Improving profit margins
Regardless of their mod rates and safety records, contractors will need to find ways to keep up with the increasing cost of insurance, as well as other expenses — high fuel costs, union-mandated wage increases and investment back in the business so it can grow.
In order to remain profitable in the face of rising operational costs, Patton says most BSCs have two choices —increasing prices, or cutting back on hours worked by improving productivity.
“Since customers still won’t accept price increases, we need to find a way to be more productive,” he says. “It really goes back to finding good people who can do the job in a productive manner. We’ve often thought that certain jobs were impossible to do under budget, but when we’ve brought in better people, they can do it.”

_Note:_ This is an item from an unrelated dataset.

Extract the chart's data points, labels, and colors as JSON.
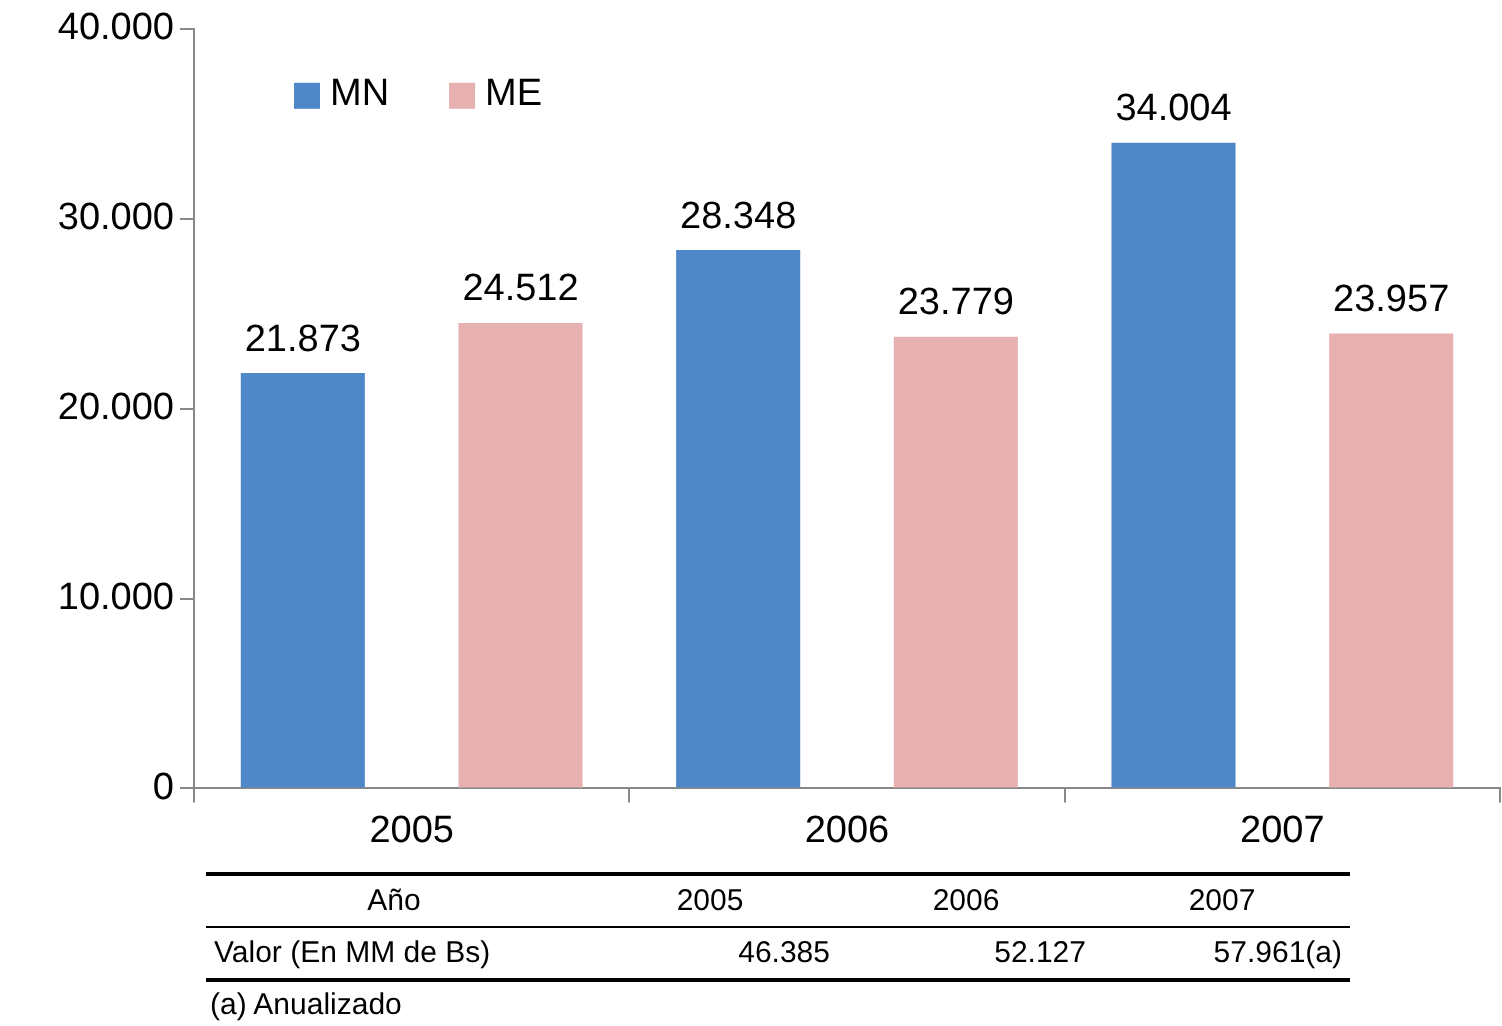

For instance, his company once cleaned a theater, and between the hours and location, it was considered undesirable. When the company found a couple of people willing to perform the job, managers were so grateful that they put up with the crew routinely taking a long time and going over budget; they assumed the job was impossible to do under the contract’s parameters. Eventually the workers were replaced, and managers were surprised to find out that the new employees could do the job well under budget.
Constant training and re-training also can help productivity, adds Foscaldo.
Another way to improve profitability is to find some high-margin niche jobs, says Peduto. They’re riskier, but ultimately much more profitable
“You need a balanced client portfolio,” he explains. “Clean some traditional office buildings, which don’t have high profit margins but are reliable — office cleaning pays the bills, and can be done in high volume. But, BSCs should invest in more rapidly growing segments, such as mold remediation or the education market.”
That way, the start-up risk of a new niche is balanced by bread-and-butter office jobs.
Maintaining positive cash flow
Small building service contractors, especially, find the idea of taking in more money than they’re spending nearly impossible. A new account might take several months, or even years, to earn back the cost of expensive new equipment. Meanwhile, customers on even the most profitable accounts take their time paying their bills. And, all the while, bills must be paid, paychecks must be cut.
The key to improving cash flow isn’t stiffing vendors, or missing payroll, say contractors; that’s unprofessional and, in the latter case, will not help with recruitment and retention problems. The solution is staying on top of the money that’s supposed to be coming in, but isn’t.
“We’ve noticed people paying later, and slower, so we’re proactive in collections,” says Patton. “We have a dedicated person who handles collection. A big part is tracking — know who the contact is who gets the bill. We know who they are. It all starts with the phone call and letter getting to the right person. Some of our larger customers have multiple layers of bureaucracy, and it’s more of a matter of getting to the right person to write a check.”
And, most slow-paying customers aren’t deadbeats, Foscaldo says; more often than not, the delay can be legitimately blamed on a lost invoice or absent-mindedness.
“We give them the benefit of the doubt,” he explains. “We don’t want heavy-handed collection...it’s very important to maintain a good relationship.”
For that reason, Foscaldo doesn’t use a collection agency, but Patton does turn over the most delinquent accounts to an outside collector, as a last resort. He reports modest success.
“But any payment is better than none,” he says.